Cosa significa essere davvero liberi? Le risposte che la tradizione ci ha consegnato sembrano oggi insufficienti, proprio ora che la domanda si ripropone con rinnovata urgenza. Nei Mind the Economy delle ultime due settimane abbiamo seguito, con Philip Pettit, un percorso che ci ha portato oltre le nozioni classiche di libertà. Non basta essere semplicemente liberi dalla coercizione o di poter scegliere in autonomia. In Republicanism (Oxford University Press, 1997) Pettit scrive: “Un agente domina un altro se e solo se ha su di lui un certo potere, in particolare un potere di interferenza su base arbitraria” (p. 52). Si può dunque non subire alcun ostacolo immediato e tuttavia non essere liberi, se si vive esposti alla possibilità permanente che qualcun altro possa intervenire discrezionalmente nella nostra vita. E non basta neppure che il potere politico derivi dalla volontà popolare, se non resta contestabile: “Ciò che conta non è tanto che il governo segua in ogni momento la volontà del popolo, ma che i cittadini possano contestare ciò che il governo fa” (pp. 277-278) – scrive ancora Pettit.
Ma il fatto è che oggi una parte crescente della non-libertà non ha il volto classico del tiranno. Non si presenta come comando personale o imposizione drammatica. Si manifesta piuttosto come dipendenza da organizzazioni, metriche, piattaforme, dispositivi tecnici, ambienti economici che nessuno di noi controlla davvero e che tuttavia orientano profondamente il nostro spazio d’azione. Uno stato di “subjection or domination”, soggezione o dominazione lo definisce Pettit in On the People’s Terms (Cambridge University Press, 2012). E il punto è che questa soggezione assume, oggi, forme spersonalizzate, diffuse, opache. E proprio per questo è più difficile da riconoscere.

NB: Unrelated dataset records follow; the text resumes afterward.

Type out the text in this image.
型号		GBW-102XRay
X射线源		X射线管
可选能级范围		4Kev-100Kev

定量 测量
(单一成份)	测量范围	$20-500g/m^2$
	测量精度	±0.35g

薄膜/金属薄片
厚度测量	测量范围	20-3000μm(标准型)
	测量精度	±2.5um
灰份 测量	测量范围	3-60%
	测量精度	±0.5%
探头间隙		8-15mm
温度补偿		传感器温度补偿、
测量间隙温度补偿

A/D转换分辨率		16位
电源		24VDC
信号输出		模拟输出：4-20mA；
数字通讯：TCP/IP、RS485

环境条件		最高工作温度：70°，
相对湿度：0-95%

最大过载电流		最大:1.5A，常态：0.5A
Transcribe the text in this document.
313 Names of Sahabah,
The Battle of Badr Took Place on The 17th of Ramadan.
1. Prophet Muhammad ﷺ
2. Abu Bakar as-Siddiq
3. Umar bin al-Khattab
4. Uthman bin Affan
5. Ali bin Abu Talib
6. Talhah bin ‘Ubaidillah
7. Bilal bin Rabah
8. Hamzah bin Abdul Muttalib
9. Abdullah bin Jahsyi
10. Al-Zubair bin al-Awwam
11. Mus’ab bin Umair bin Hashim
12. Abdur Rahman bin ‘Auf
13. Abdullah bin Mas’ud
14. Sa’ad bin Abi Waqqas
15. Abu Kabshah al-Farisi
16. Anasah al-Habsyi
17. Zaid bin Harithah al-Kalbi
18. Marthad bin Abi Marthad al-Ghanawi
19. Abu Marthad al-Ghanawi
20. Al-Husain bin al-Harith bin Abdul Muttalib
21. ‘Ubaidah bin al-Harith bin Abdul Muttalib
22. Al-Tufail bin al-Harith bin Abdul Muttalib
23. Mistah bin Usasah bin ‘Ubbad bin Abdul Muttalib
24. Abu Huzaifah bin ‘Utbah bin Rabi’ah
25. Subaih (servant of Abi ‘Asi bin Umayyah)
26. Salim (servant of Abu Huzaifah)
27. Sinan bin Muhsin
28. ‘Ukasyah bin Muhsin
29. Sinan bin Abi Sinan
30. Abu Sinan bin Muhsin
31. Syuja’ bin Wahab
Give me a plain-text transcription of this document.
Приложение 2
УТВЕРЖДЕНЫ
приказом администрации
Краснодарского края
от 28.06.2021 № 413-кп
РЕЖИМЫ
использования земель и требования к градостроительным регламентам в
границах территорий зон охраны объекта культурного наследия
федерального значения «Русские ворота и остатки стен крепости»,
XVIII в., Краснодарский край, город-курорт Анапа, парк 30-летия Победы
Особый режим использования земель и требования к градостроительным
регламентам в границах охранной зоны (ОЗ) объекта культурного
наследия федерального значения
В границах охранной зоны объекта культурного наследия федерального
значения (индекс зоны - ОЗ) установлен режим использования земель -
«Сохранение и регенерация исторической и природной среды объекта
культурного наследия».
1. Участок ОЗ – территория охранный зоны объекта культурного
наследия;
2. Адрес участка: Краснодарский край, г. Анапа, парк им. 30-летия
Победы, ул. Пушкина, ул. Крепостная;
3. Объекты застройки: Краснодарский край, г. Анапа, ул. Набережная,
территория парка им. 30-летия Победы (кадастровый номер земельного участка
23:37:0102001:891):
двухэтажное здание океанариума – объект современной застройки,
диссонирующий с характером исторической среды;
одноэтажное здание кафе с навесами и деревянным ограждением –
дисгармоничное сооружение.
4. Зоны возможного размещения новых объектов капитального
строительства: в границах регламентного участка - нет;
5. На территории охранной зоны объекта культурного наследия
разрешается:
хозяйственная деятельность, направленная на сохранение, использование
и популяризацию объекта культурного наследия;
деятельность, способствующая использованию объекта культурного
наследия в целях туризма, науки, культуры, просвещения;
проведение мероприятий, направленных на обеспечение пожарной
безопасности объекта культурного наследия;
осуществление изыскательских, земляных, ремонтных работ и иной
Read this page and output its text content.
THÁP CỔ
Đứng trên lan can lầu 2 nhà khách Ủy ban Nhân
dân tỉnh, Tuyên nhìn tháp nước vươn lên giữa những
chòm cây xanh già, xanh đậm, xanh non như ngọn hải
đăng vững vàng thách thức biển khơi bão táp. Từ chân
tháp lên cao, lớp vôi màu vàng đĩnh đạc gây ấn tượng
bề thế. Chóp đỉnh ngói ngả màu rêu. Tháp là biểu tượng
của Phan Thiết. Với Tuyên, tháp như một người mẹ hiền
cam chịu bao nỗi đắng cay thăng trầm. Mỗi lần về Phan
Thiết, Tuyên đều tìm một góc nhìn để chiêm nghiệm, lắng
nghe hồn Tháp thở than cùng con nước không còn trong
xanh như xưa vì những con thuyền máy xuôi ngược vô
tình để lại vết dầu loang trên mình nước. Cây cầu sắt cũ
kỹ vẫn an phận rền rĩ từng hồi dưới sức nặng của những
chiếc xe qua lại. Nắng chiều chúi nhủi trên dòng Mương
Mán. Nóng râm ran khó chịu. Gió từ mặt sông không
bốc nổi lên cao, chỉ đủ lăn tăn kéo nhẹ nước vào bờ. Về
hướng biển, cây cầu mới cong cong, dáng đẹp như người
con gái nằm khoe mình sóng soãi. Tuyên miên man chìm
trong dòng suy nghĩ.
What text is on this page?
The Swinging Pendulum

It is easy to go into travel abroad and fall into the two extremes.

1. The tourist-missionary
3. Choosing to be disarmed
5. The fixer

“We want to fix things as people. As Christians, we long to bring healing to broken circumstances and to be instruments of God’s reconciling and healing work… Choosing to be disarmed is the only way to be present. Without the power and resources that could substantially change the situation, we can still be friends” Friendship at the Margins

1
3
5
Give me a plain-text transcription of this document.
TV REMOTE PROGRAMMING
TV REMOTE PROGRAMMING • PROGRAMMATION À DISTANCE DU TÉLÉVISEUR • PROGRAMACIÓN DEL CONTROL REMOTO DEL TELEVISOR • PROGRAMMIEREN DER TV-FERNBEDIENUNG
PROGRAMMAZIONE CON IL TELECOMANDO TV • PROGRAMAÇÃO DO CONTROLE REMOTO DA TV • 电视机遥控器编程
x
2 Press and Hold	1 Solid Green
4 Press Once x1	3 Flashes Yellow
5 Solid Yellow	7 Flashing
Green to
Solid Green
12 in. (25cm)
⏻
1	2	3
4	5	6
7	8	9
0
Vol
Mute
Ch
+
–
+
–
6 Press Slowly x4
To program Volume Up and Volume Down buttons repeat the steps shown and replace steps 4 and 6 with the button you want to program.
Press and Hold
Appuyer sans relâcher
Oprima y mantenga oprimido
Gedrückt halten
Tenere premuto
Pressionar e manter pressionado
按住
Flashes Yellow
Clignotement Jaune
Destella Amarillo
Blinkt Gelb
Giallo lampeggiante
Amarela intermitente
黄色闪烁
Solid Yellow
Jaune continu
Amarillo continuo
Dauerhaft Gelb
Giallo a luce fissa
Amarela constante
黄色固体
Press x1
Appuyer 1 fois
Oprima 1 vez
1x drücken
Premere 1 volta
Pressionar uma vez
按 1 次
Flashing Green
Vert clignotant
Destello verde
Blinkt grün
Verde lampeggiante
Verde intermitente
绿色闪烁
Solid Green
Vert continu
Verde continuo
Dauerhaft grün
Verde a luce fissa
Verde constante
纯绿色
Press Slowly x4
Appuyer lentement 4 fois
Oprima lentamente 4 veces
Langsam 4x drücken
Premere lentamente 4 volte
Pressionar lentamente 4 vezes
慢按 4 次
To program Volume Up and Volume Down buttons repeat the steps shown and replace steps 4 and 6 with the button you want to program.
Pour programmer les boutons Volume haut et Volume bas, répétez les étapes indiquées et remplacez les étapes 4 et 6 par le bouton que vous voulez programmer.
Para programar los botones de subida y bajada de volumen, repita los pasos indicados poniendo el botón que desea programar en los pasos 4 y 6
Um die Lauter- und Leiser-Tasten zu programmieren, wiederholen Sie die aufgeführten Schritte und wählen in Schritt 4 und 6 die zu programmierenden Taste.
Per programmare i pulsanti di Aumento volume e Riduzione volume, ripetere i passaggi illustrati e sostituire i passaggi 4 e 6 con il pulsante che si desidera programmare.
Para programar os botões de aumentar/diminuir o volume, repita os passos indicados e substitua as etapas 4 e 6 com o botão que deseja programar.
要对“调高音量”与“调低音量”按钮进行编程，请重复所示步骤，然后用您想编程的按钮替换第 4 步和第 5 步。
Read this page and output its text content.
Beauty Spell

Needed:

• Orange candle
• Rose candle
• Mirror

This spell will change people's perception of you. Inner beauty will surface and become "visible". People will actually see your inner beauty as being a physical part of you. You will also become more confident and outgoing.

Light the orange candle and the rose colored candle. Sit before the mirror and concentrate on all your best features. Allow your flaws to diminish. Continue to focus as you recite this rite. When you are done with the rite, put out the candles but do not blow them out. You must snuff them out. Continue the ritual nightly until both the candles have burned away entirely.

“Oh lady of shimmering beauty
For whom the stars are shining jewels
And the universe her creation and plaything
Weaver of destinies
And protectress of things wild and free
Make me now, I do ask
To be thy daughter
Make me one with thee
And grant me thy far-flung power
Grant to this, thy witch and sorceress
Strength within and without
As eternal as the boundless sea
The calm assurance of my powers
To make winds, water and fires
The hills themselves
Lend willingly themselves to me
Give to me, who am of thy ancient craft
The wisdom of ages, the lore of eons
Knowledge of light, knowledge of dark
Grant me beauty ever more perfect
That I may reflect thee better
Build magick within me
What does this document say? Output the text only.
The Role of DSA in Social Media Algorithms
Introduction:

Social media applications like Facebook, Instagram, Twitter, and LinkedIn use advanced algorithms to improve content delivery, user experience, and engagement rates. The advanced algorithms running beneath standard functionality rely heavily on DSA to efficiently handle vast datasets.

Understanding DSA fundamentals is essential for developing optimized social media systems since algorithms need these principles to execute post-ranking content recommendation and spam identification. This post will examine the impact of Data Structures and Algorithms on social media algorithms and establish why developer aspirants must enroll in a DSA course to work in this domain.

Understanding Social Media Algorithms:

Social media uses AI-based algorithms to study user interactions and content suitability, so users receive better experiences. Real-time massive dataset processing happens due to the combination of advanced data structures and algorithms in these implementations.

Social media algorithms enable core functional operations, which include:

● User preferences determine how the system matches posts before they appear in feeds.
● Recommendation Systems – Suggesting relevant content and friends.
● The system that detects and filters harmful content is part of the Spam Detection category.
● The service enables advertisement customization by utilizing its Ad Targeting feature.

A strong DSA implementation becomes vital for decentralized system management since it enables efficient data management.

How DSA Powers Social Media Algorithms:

Il potere che non ordina ma dispone
Siamo abituati a immaginare il dominio nella forma del comando. Qualcuno ordina, qualcun altro obbedisce. Ma una parte decisiva del potere contemporaneo non comanda dall’alto. Dispone il campo entro cui agiamo. Non vieta apertamente, ma organizza le opportunità. Non indica direttamente che cosa fare, ma fa sì che alcune opzioni diventino naturali, altre onerose, altre quasi impraticabili. In Republicanism Pettit isola tre elementi fondamentali connessi all’esercizio della dominazione: la capacità di interferire, l’arbitrarietà dell’interferenza e il suo esercizio sulle scelte che l’altro è in posizione di compiere. È soprattutto la riflessione intorno a quest’ultimo aspetto ad aprire uno spazio teorico fecondo. Perché ciò che conta non è solo l’atto con cui qualcuno ostacola una decisione già presa. Conta anche il modo in cui viene predisposto il ventaglio delle opzioni a disposizione. Che cosa sarà facile, che cosa costoso, che cosa anche solo pensabile.
In questo senso la dominazione contemporanea è spesso “ambientale” prima che direttiva. Gli economisti comportamentali parlano al riguardo di “architettura della scelta”. Quell’influenza che si esercita plasmando il contesto. Il lavoratore non riceve necessariamente un ordine esplicito, ma viene inserito in un sistema di metriche che definisce tempi, priorità e soglie di accettabilità. L’utente di una piattaforma non viene obbligato a fare o a preferire qualcosa in particolare, ma si muove entro un’architettura che distribuisce visibilità e irrilevanza, premio e oblio, reputazione e declassamento. Qui il potere non coincide con il divieto, ma con la capacità di strutturare lo spazio delle possibilità.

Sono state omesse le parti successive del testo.